Yesterday, the image to the left, reproduced from the NASA GISS graphs page, caught my attention. Each panel represents 30 years of climate information, with the rows (running horizontally) representing months, and the columns (running vertically) showing years.
So each colored square depicts how the Earth’s mean surface temperature departed from the long-term mean during a specific month in a particular year. The warmer the color, the warmer the temperature. (See the scale at the bottom for specifics.) The graphic also shows minima and maxima in the Sun’s activity cycle (“m” and “M” respectively), as well as El Niño and La Niña episodes (“E” and “L” respectively, with upper case or lower case indicating strength).
I found the three panels quite compelling, but I also realized that if I stitched them together in one continuous, horizontal graphic, the climatic warming trend would be clearer to see — and that the resulting image would also be quite beautiful, if unsettling.

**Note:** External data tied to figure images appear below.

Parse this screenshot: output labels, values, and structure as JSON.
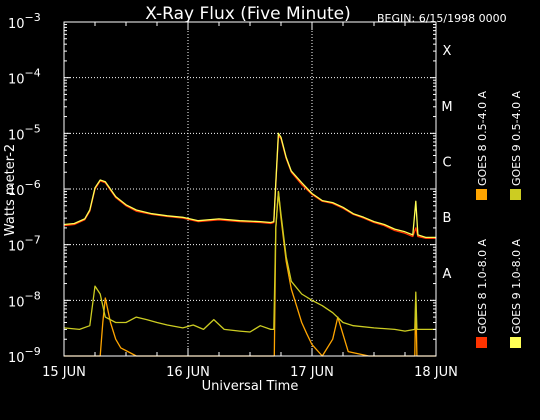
{
  "header": {
    "title": "X-Ray Flux (Five Minute)",
    "begin": "BEGIN: 6/15/1998 0000"
  },
  "chart_data": {
    "type": "line",
    "title": "X-Ray Flux (Five Minute)",
    "xlabel": "Universal Time",
    "ylabel": "Watts meter-2",
    "xlim": [
      0,
      72
    ],
    "x_unit": "hours from 15 Jun 1998 00:00 UT",
    "x_ticks": [
      {
        "x": 0,
        "label": "15 JUN"
      },
      {
        "x": 24,
        "label": "16 JUN"
      },
      {
        "x": 48,
        "label": "17 JUN"
      },
      {
        "x": 72,
        "label": "18 JUN"
      }
    ],
    "y_scale": "log",
    "ylim": [
      1e-09,
      0.001
    ],
    "y_ticks": [
      {
        "value": 0.001,
        "base": "10",
        "exp": "−3"
      },
      {
        "value": 0.0001,
        "base": "10",
        "exp": "−4"
      },
      {
        "value": 1e-05,
        "base": "10",
        "exp": "−5"
      },
      {
        "value": 1e-06,
        "base": "10",
        "exp": "−6"
      },
      {
        "value": 1e-07,
        "base": "10",
        "exp": "−7"
      },
      {
        "value": 1e-08,
        "base": "10",
        "exp": "−8"
      },
      {
        "value": 1e-09,
        "base": "10",
        "exp": "−9"
      }
    ],
    "flare_classes": [
      {
        "label": "X",
        "value": 0.0003
      },
      {
        "label": "M",
        "value": 3e-05
      },
      {
        "label": "C",
        "value": 3e-06
      },
      {
        "label": "B",
        "value": 3e-07
      },
      {
        "label": "A",
        "value": 3e-08
      }
    ],
    "grid": {
      "horizontal": true,
      "vertical_at_days": true,
      "style": "dotted"
    },
    "legend_position": "right, rotated vertical",
    "colors": {
      "goes8_long": "#ff3300",
      "goes8_short": "#ffa500",
      "goes9_long": "#ffff55",
      "goes9_short": "#cccc22"
    },
    "series": [
      {
        "name": "GOES 8 1.0-8.0 A",
        "color_key": "goes8_long",
        "points": [
          [
            0,
            2.2e-07
          ],
          [
            2,
            2.3e-07
          ],
          [
            4,
            2.8e-07
          ],
          [
            5,
            4e-07
          ],
          [
            6,
            1e-06
          ],
          [
            7,
            1.4e-06
          ],
          [
            8,
            1.3e-06
          ],
          [
            10,
            7e-07
          ],
          [
            12,
            5e-07
          ],
          [
            14,
            4e-07
          ],
          [
            17,
            3.5e-07
          ],
          [
            20,
            3.2e-07
          ],
          [
            23,
            3e-07
          ],
          [
            26,
            2.6e-07
          ],
          [
            30,
            2.8e-07
          ],
          [
            34,
            2.6e-07
          ],
          [
            38,
            2.5e-07
          ],
          [
            40,
            2.4e-07
          ],
          [
            40.6,
            2.5e-07
          ],
          [
            41,
            1.2e-06
          ],
          [
            41.5,
            9e-06
          ],
          [
            42,
            8e-06
          ],
          [
            43,
            3.5e-06
          ],
          [
            44,
            2e-06
          ],
          [
            46,
            1.2e-06
          ],
          [
            48,
            8e-07
          ],
          [
            50,
            6e-07
          ],
          [
            52,
            5.5e-07
          ],
          [
            54,
            4.5e-07
          ],
          [
            56,
            3.5e-07
          ],
          [
            58,
            3e-07
          ],
          [
            60,
            2.5e-07
          ],
          [
            62,
            2.2e-07
          ],
          [
            64,
            1.8e-07
          ],
          [
            66,
            1.6e-07
          ],
          [
            67.5,
            1.4e-07
          ],
          [
            68.1,
            2e-07
          ],
          [
            68.5,
            1.4e-07
          ],
          [
            70,
            1.3e-07
          ],
          [
            72,
            1.3e-07
          ]
        ]
      },
      {
        "name": "GOES 8 0.5-4.0 A",
        "color_key": "goes8_short",
        "points": [
          [
            0,
            1e-09
          ],
          [
            7,
            1e-09
          ],
          [
            7.5,
            4e-09
          ],
          [
            8,
            1.1e-08
          ],
          [
            9,
            4e-09
          ],
          [
            10,
            2e-09
          ],
          [
            11,
            1.4e-09
          ],
          [
            14,
            1e-09
          ],
          [
            40.7,
            1e-09
          ],
          [
            41,
            2e-07
          ],
          [
            41.5,
            9e-07
          ],
          [
            42,
            3e-07
          ],
          [
            43,
            5e-08
          ],
          [
            44,
            1.6e-08
          ],
          [
            45,
            8e-09
          ],
          [
            46,
            4e-09
          ],
          [
            47,
            2.5e-09
          ],
          [
            48,
            1.6e-09
          ],
          [
            50,
            1e-09
          ],
          [
            52,
            2e-09
          ],
          [
            53,
            5e-09
          ],
          [
            55,
            1.2e-09
          ],
          [
            59,
            1e-09
          ],
          [
            67.9,
            1e-09
          ],
          [
            68.1,
            1.2e-08
          ],
          [
            68.3,
            1e-09
          ],
          [
            72,
            1e-09
          ]
        ]
      },
      {
        "name": "GOES 9 1.0-8.0 A",
        "color_key": "goes9_long",
        "points": [
          [
            0,
            2.3e-07
          ],
          [
            2,
            2.4e-07
          ],
          [
            4,
            2.9e-07
          ],
          [
            5,
            4.2e-07
          ],
          [
            6,
            1.05e-06
          ],
          [
            7,
            1.45e-06
          ],
          [
            8,
            1.35e-06
          ],
          [
            10,
            7.3e-07
          ],
          [
            12,
            5.2e-07
          ],
          [
            14,
            4.2e-07
          ],
          [
            17,
            3.6e-07
          ],
          [
            20,
            3.3e-07
          ],
          [
            23,
            3.1e-07
          ],
          [
            26,
            2.7e-07
          ],
          [
            30,
            2.9e-07
          ],
          [
            34,
            2.7e-07
          ],
          [
            38,
            2.6e-07
          ],
          [
            40,
            2.5e-07
          ],
          [
            40.6,
            2.6e-07
          ],
          [
            41,
            1.3e-06
          ],
          [
            41.5,
            1e-05
          ],
          [
            42,
            8.5e-06
          ],
          [
            43,
            3.7e-06
          ],
          [
            44,
            2.1e-06
          ],
          [
            46,
            1.3e-06
          ],
          [
            48,
            8.3e-07
          ],
          [
            50,
            6.2e-07
          ],
          [
            52,
            5.7e-07
          ],
          [
            54,
            4.7e-07
          ],
          [
            56,
            3.6e-07
          ],
          [
            58,
            3.1e-07
          ],
          [
            60,
            2.6e-07
          ],
          [
            62,
            2.3e-07
          ],
          [
            64,
            1.9e-07
          ],
          [
            66,
            1.7e-07
          ],
          [
            67.5,
            1.5e-07
          ],
          [
            68.1,
            6e-07
          ],
          [
            68.5,
            1.5e-07
          ],
          [
            70,
            1.35e-07
          ],
          [
            72,
            1.35e-07
          ]
        ]
      },
      {
        "name": "GOES 9 0.5-4.0 A",
        "color_key": "goes9_short",
        "points": [
          [
            0,
            3.2e-09
          ],
          [
            3,
            3e-09
          ],
          [
            5,
            3.5e-09
          ],
          [
            6,
            1.8e-08
          ],
          [
            7,
            1.3e-08
          ],
          [
            8,
            5e-09
          ],
          [
            10,
            4e-09
          ],
          [
            12,
            4e-09
          ],
          [
            14,
            5e-09
          ],
          [
            16,
            4.5e-09
          ],
          [
            18,
            4e-09
          ],
          [
            20,
            3.6e-09
          ],
          [
            23,
            3.2e-09
          ],
          [
            25,
            3.6e-09
          ],
          [
            27,
            3e-09
          ],
          [
            29,
            4.5e-09
          ],
          [
            31,
            3e-09
          ],
          [
            34,
            2.8e-09
          ],
          [
            36,
            2.7e-09
          ],
          [
            38,
            3.5e-09
          ],
          [
            40,
            3e-09
          ],
          [
            40.6,
            3e-09
          ],
          [
            41,
            2e-07
          ],
          [
            41.5,
            9e-07
          ],
          [
            42,
            3.5e-07
          ],
          [
            43,
            6e-08
          ],
          [
            44,
            2.2e-08
          ],
          [
            46,
            1.3e-08
          ],
          [
            48,
            1e-08
          ],
          [
            50,
            8e-09
          ],
          [
            52,
            6e-09
          ],
          [
            54,
            4e-09
          ],
          [
            56,
            3.5e-09
          ],
          [
            60,
            3.2e-09
          ],
          [
            64,
            3e-09
          ],
          [
            66,
            2.8e-09
          ],
          [
            67.9,
            3e-09
          ],
          [
            68.1,
            1.4e-08
          ],
          [
            68.3,
            3e-09
          ],
          [
            72,
            3e-09
          ]
        ]
      }
    ]
  }
}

The result was the long, horizontal image that follows.
Many thanks to the people who participated in my little contest. As the comments section indicates, three people answered the question correctly.
Oh, and one last thing: the little gray squares at lower right in the 2010 column represent the months of November and December. The January through October period has already been the warmest such period on record, according to GISS. Check back here for the final verdict on 2010, which will probably be out in early January of 2011.
Here’s the original post from yesterday, along with the graphic I created using the three panels of climate data:
No, this is not a long-lost Piet Mondrian canvas.
A hint: I’ve taken three charts of climate data and stitched them together to form a single panel. I haven’t done it simply to create a puzzle. I think this way of depicting the data shows a climate trend more clearly than the original three charts viewed separately.
But where did the originals come from? What do each of those little colored rectangles represent? And what specific trend is depicted here? If you think you know, share your answer in the comments section below. I don’t have any prizes to give away. But if you get it right, I’ll share your accomplishment with CEJournal readers, along with additional details.
One last thing: I don’t mean to make light of what this graphic depicts. But when I viewed the original images this morning, I was struck by the beautiful way they depicted scientific — and unsettling — information.